The Church is stated to be an innovative design of Jesuit architecture, typical to India. The unique aspect is the facade, which has intricate decoration vis-a-vis its plain walls. Although the frontal elevation of the church is a replica of the Bom Jesus Basilica, the church dispenses with an additional third storey and also the compartments created by the buttresses, as seen in the Bom Jesus Church.

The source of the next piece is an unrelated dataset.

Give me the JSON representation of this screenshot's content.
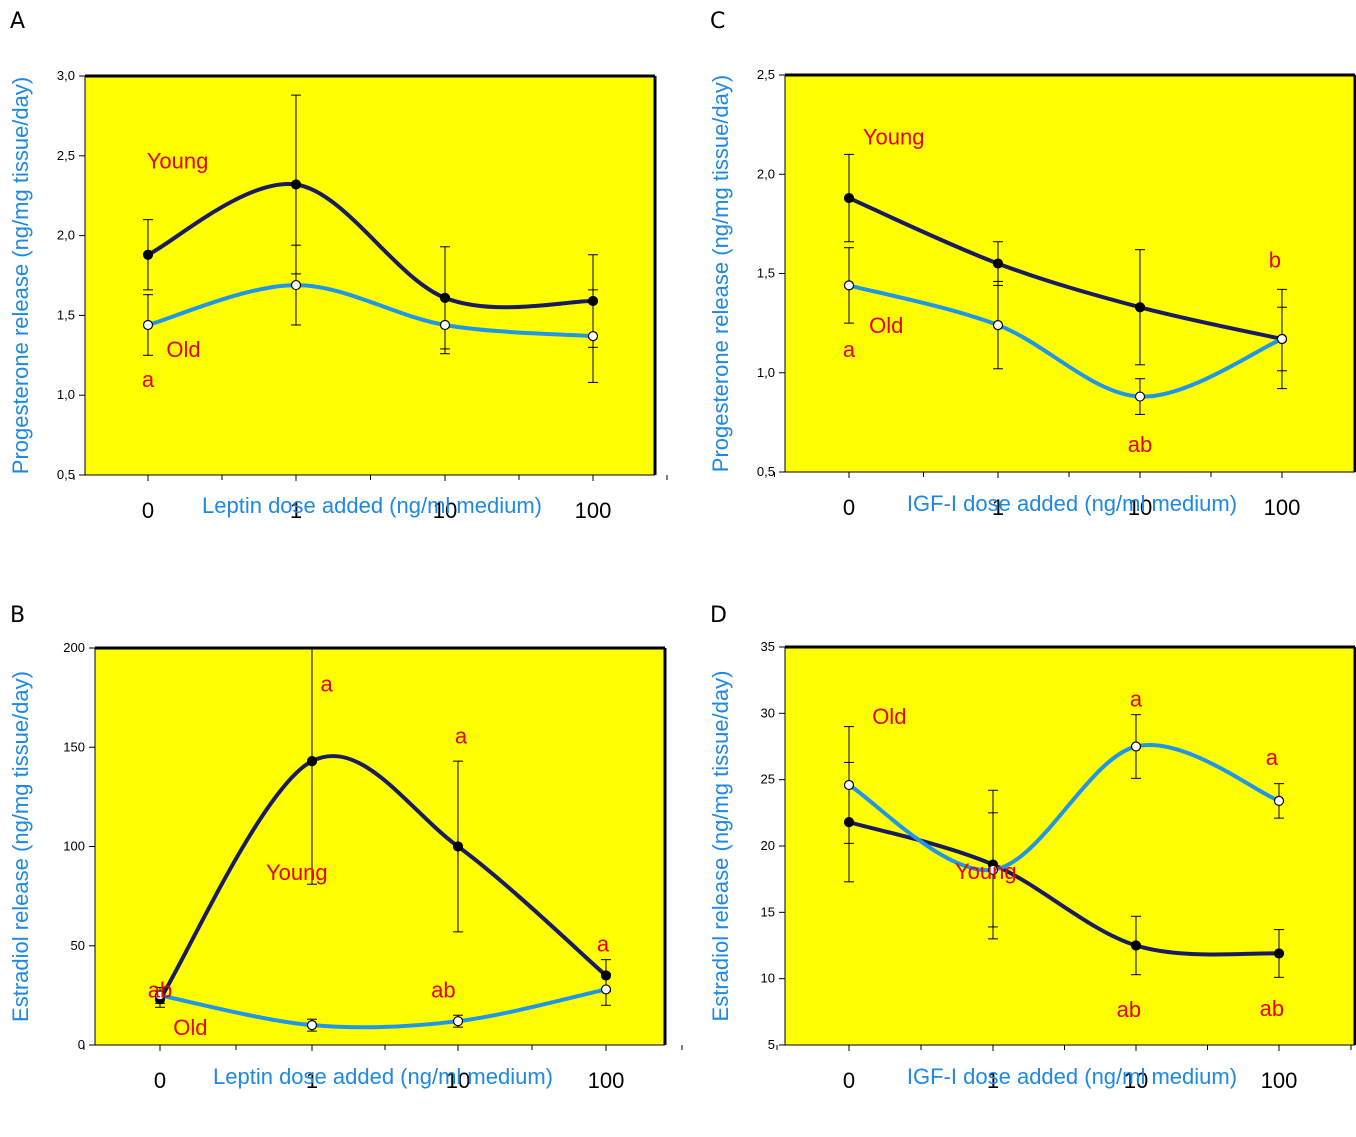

The church has extravagant carved decorations in white stucco, mainly attributed to the craftsmanship of the Indian artisans, which is typical of most churches in Goa. It is inferred that the Indian silversmiths known for their exquisite workmanship have influenced the decor in the facade. This has been attributed to a fact that the Jesuits in India could not find native artists who could recreate the original Jesuit architectural designs. Hence, the religious images made in ivory and the objects made in silver have strong local flavour.

== Music==
In Goan churches, which included churches in Diu, "lavish singing with many voices and sung masses were part of the elaborate ceremonies and processions that the Jesuits staged there". The two ceremonies that are held at the Diu church are the Feast of the Eleven Thousand Virgins to mark the commencement of the school year and the other is on 25 January to mark the conversion of St. Paul, which were largely attended when Portuguese ruled the area and also now.

==Congregation==
It is the largest and the only functioning church in Diu catering to the small Christian community of about 450 Christians who remain after the Diu territory merged with India after the end of Portuguese colonial rule on 11 December 1961.

==Visitor information==
The church is easily accessible from the main land from the village of Ghoghla in the east or from Veraval or Somnath in the west. It is well connected by roads with rest of the country. There are no railway lines within Diu but the nearest railway station is on the metre gauge line at Delvada 80 km from the fort. Diu Airport provides regular air links to Mumbai. The church is located 844 km north west of Mumbai by road. Diu is also approachable from Una, which is 10 km from the Gujarat border.